Het betreffende fundament werd tijdens het opgroeien gestort wanneer een kind zich verdedigt tegen aanhoudende vernederingen (afwijzing, emotionele verwaarlozing, uitsluiting, beschaamde verwachtingen, of wat dies meer zij). Die verdediging vormt zich door zich er mentaal voor af te schermen, zichzelf te overtuigen zonder een ander te kunnen en door zichzelf uitzonderlijke eigenschappen toe te kennen ter verklaring van het ‘onbegrip’ van zijn/haar omgeving. Hoe een dergelijk ‘narcistisch’ mechanisme precies wordt ontwikkeld, in de woorden van Schalkwijk, ‘een zwarte doos waarvan we de inhoud niet kennen’.

Narcisme ligt er als resultaat van pijnlijke jeugdervaringen. Daar zullen we als familie en collega’s mee moeten leren omgaan. Voor potentiële vrienden geldt bovenal: wegwezen. Dat is lastiger voor familie en collega’s. Schalkwijks boek biedt in deze beperkt houvast en wijst door naar andere auteurs. Nog minder hoop lijkt er te zijn voor narcisten zelf: zijns inziens kan slechts een jarenlang psychoanalytisch traject enige soelaas bieden. Ga er maar aanstaan.
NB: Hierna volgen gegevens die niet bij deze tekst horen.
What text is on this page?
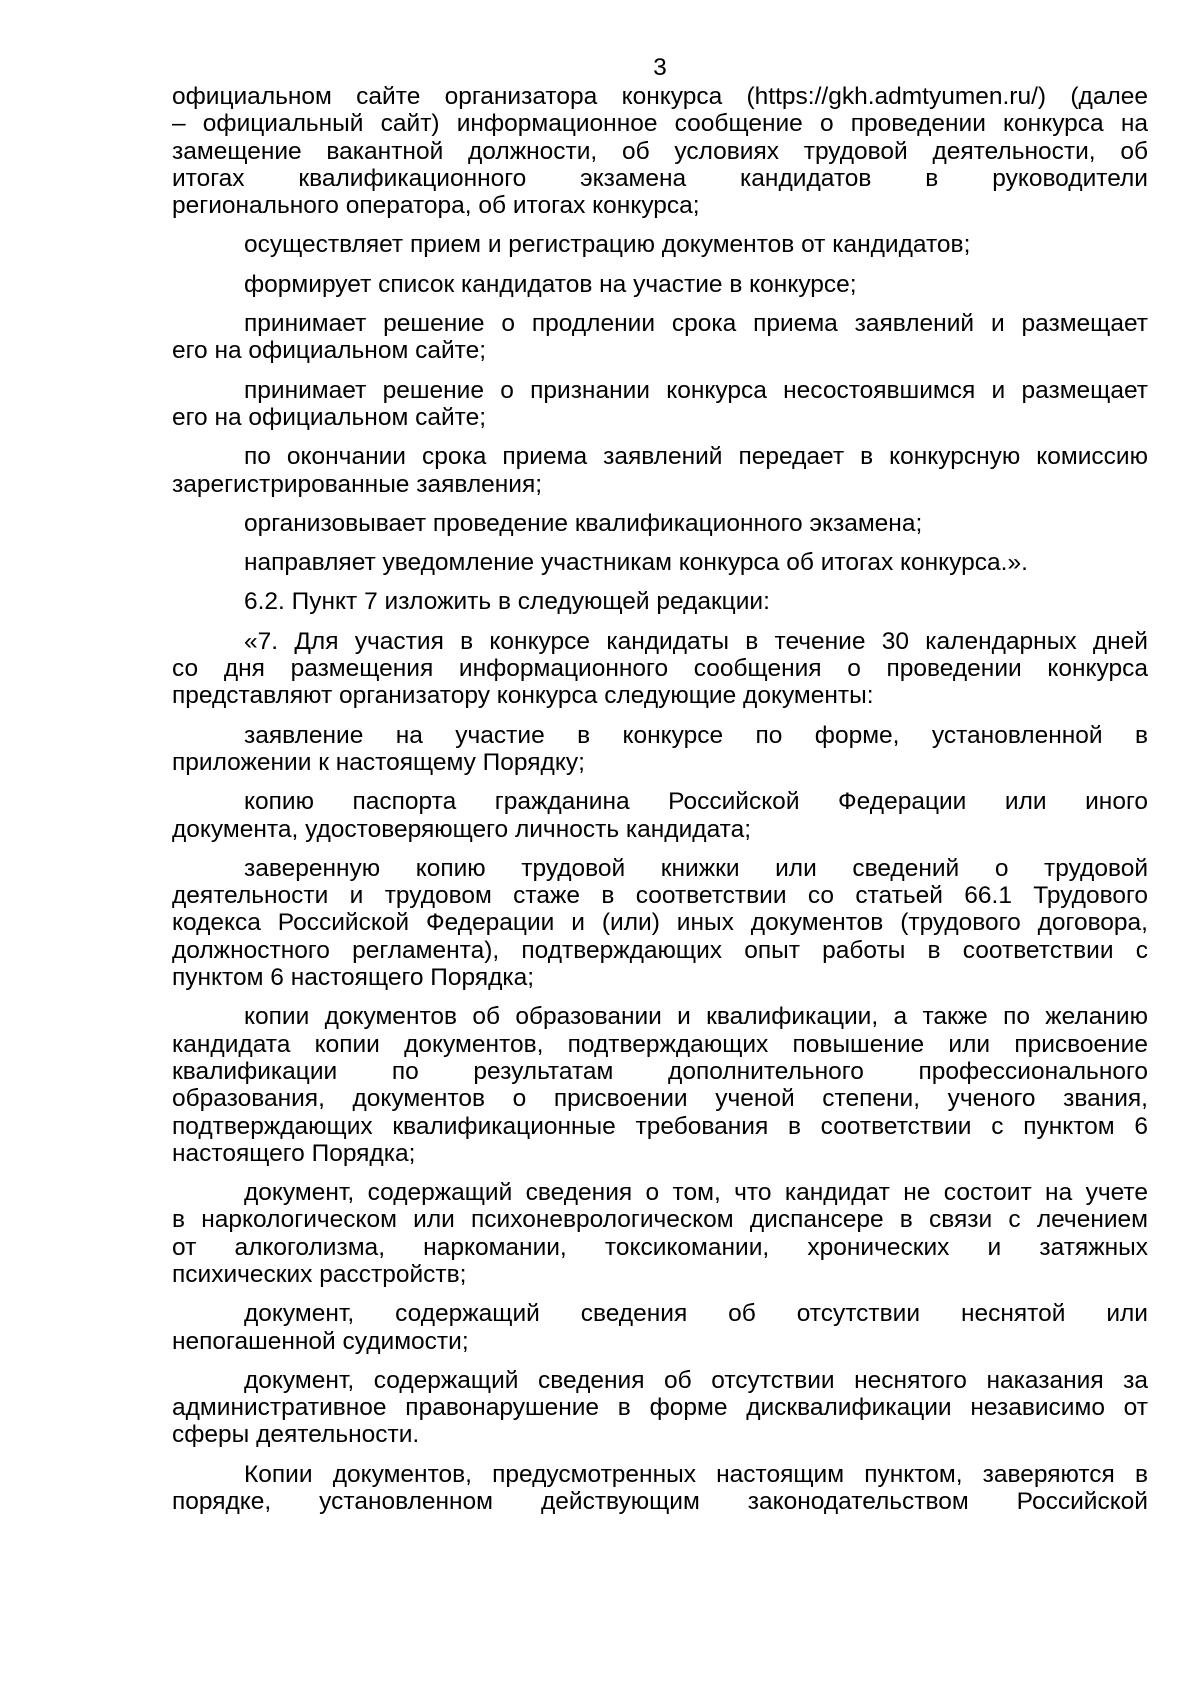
3
официальном сайте организатора конкурса (https://gkh.admtyumen.ru/) (далее
– официальный сайт) информационное сообщение о проведении конкурса на
замещение вакантной должности, об условиях трудовой деятельности, об
итогах квалификационного экзамена кандидатов в руководители
регионального оператора, об итогах конкурса;
осуществляет прием и регистрацию документов от кандидатов;
формирует список кандидатов на участие в конкурсе;
принимает решение о продлении срока приема заявлений и размещает
его на официальном сайте;
принимает решение о признании конкурса несостоявшимся и размещает
его на официальном сайте;
по окончании срока приема заявлений передает в конкурсную комиссию
зарегистрированные заявления;
организовывает проведение квалификационного экзамена;
направляет уведомление участникам конкурса об итогах конкурса.».
6.2. Пункт 7 изложить в следующей редакции:
«7. Для участия в конкурсе кандидаты в течение 30 календарных дней
со дня размещения информационного сообщения о проведении конкурса
представляют организатору конкурса следующие документы:
заявление на участие в конкурсе по форме, установленной в
приложении к настоящему Порядку;
копию паспорта гражданина Российской Федерации или иного
документа, удостоверяющего личность кандидата;
заверенную копию трудовой книжки или сведений о трудовой
деятельности и трудовом стаже в соответствии со статьей 66.1 Трудового
кодекса Российской Федерации и (или) иных документов (трудового договора,
должностного регламента), подтверждающих опыт работы в соответствии с
пунктом 6 настоящего Порядка;
копии документов об образовании и квалификации, а также по желанию
кандидата копии документов, подтверждающих повышение или присвоение
квалификации по результатам дополнительного профессионального
образования, документов о присвоении ученой степени, ученого звания,
подтверждающих квалификационные требования в соответствии с пунктом 6
настоящего Порядка;
документ, содержащий сведения о том, что кандидат не состоит на учете
в наркологическом или психоневрологическом диспансере в связи с лечением
от алкоголизма, наркомании, токсикомании, хронических и затяжных
психических расстройств;
документ, содержащий сведения об отсутствии неснятой или
непогашенной судимости;
документ, содержащий сведения об отсутствии неснятого наказания за
административное правонарушение в форме дисквалификации независимо от
сферы деятельности.
Копии документов, предусмотренных настоящим пунктом, заверяются в
порядке, установленном действующим законодательством Российской
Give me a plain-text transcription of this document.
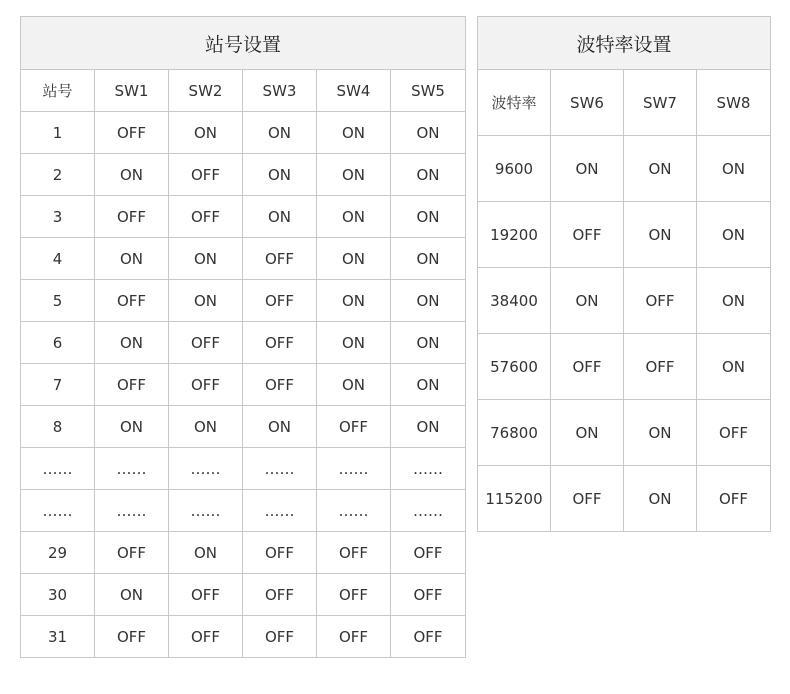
站号设置					
站号	SW1	SW2	SW3	SW4	SW5
1	OFF	ON	ON	ON	ON
2	ON	OFF	ON	ON	ON
3	OFF	OFF	ON	ON	ON
4	ON	ON	OFF	ON	ON
5	OFF	ON	OFF	ON	ON
6	ON	OFF	OFF	ON	ON
7	OFF	OFF	OFF	ON	ON
8	ON	ON	ON	OFF	ON
……	……	……	……	……	……
……	……	……	……	……	……
29	OFF	ON	OFF	OFF	OFF
30	ON	OFF	OFF	OFF	OFF
31	OFF	OFF	OFF	OFF	OFF
波特率设置			
波特率	SW6	SW7	SW8
9600	ON	ON	ON
19200	OFF	ON	ON
38400	ON	OFF	ON
57600	OFF	OFF	ON
76800	ON	ON	OFF
115200	OFF	ON	OFF
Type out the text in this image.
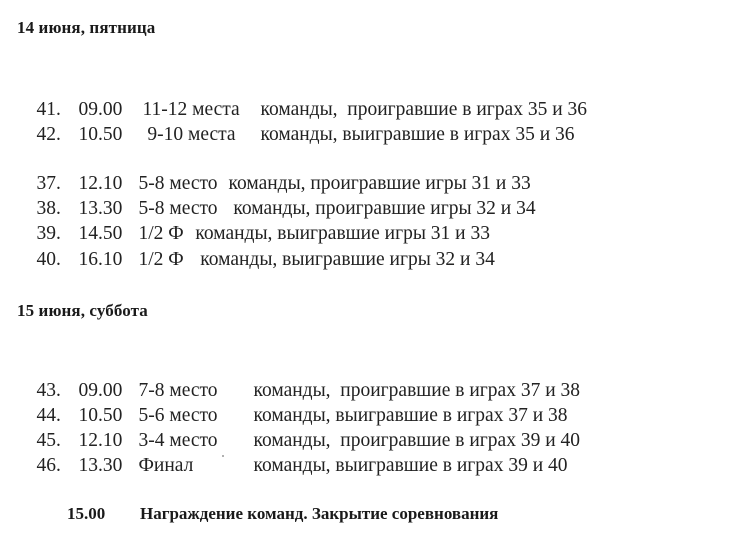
14 июня, пятница

41. 09.00 11-12 места команды,  проигравшие в играх 35 и 36

42. 10.50 9-10 места команды, выигравшие в играх 35 и 36

37. 12.10 5-8 место команды, проигравшие игры 31 и 33

38. 13.30 5-8 место команды, проигравшие игры 32 и 34

39. 14.50 1/2 Ф команды, выигравшие игры 31 и 33

40. 16.10 1/2 Ф  команды, выигравшие игры 32 и 34

15 июня, суббота

43. 09.00 7-8 место команды,  проигравшие в играх 37 и 38

44. 10.50 5-6 место команды, выигравшие в играх 37 и 38

45. 12.10 3-4 место команды,  проигравшие в играх 39 и 40

46. 13.30 Финал	команды, выигравшие в играх 39 и 40

15.00 Награждение команд. Закрытие соревнования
Wij blijven ondertussen natuurlijk gewoon collega’s, familieleden en vrienden voor ‘narcist’ verslijten. Om kenbaar te maken dat we een gedragskenmerk niet te pruimen vinden, kan dat geen kwaad. Fysieke ongemakken en van alles aan mentale ongesteldheid zijn in ons dagelijkse taalgebruik gewoon handige manieren om elkaar te corrigeren. Als de HR-afdeling in ieder geval maar uiterst voorzichtig omgaat met de term ‘narcist’.